Erik Weijers, 4 months ago

UNI holders likely to vote in favor of fee switch

An overwhelming majority of UNI holders are voting in favor of the pilot to introduce a fee switch. This means that in the future, Uniswap's liquidity providers may receive a fraction less of the transaction fees paid by traders. The money this would free up could be used for the development of Uniswap.

The pilot is a test in that the fees set aside are set aside in a fund. Also, the fee switch will only apply to a fraction of a small part of the liquidity pools (including USDC-ETH). The pilot will last for 120 days.

Although the vote, which closes on August 9, appears to be extremely in favor of the fee switch (3 million for and only 54 against?!), the fact that UNI's holders are voting in favor is not in itself a surprise. It is in their interest that Uniswap has a well-stocked treasury. The vote shows that the governance aspect of protocols like Uniswap can work well. UNI is a governance token, which means that ownership gives voting power.

Fees at dexes

Uniswap is the largest decentralized exchange (dex). Anyone can provide liquidity there in so-called liquidity pools. In exchange for depositing your USDC, ETH, etc. in such a pool, you as liquidity provider (LP) of Uniswap get paid 0.3% of each transaction. These are hefty amounts. Consider that the daily trading volume of Uniswap is in the order of half a billion. 0.3% of that is $1.5 million in daily transaction fees for LPs.

At all dexes, a similar percentage goes to LPs: in that respect, Uniswap is not unique. But while at most competitors, such as Sushiswap and Pancakeswap, a portion goes to the protocol, so far all of Uniswap's transaction fees go to LPs. At other protocols, a portion goes to the treasury of the protocol in question.

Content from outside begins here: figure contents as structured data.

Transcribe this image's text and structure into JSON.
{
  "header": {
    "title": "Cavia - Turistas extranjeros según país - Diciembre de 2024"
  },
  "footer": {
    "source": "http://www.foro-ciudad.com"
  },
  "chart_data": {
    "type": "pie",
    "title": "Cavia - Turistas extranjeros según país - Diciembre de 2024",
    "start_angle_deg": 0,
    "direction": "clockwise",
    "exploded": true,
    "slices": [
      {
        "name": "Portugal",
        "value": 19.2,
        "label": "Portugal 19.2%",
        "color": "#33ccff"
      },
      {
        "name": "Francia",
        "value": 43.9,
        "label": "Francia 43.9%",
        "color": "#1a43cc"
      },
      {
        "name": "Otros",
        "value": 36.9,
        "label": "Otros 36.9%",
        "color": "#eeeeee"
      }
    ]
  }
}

Enabling further development

There is considerable debate among UNI holders about the implications of the fee switch. Although the majority is in favor, voters understand that Uniswap is giving up an important unique selling point. Will Uniswap remain as popular with liquidity providers if they are paid a little less? Can Uniswap maintain its (huge) lead over other dexes? On the other hand, the benefit of a fee switch is clear: it fills the treasury well and allows for continued development and new services. This is also how the fee switch should be viewed. Although the fee is not paid to UNI holders in the form of dividends, it makes Uniswap as a 'company' more capital efficient.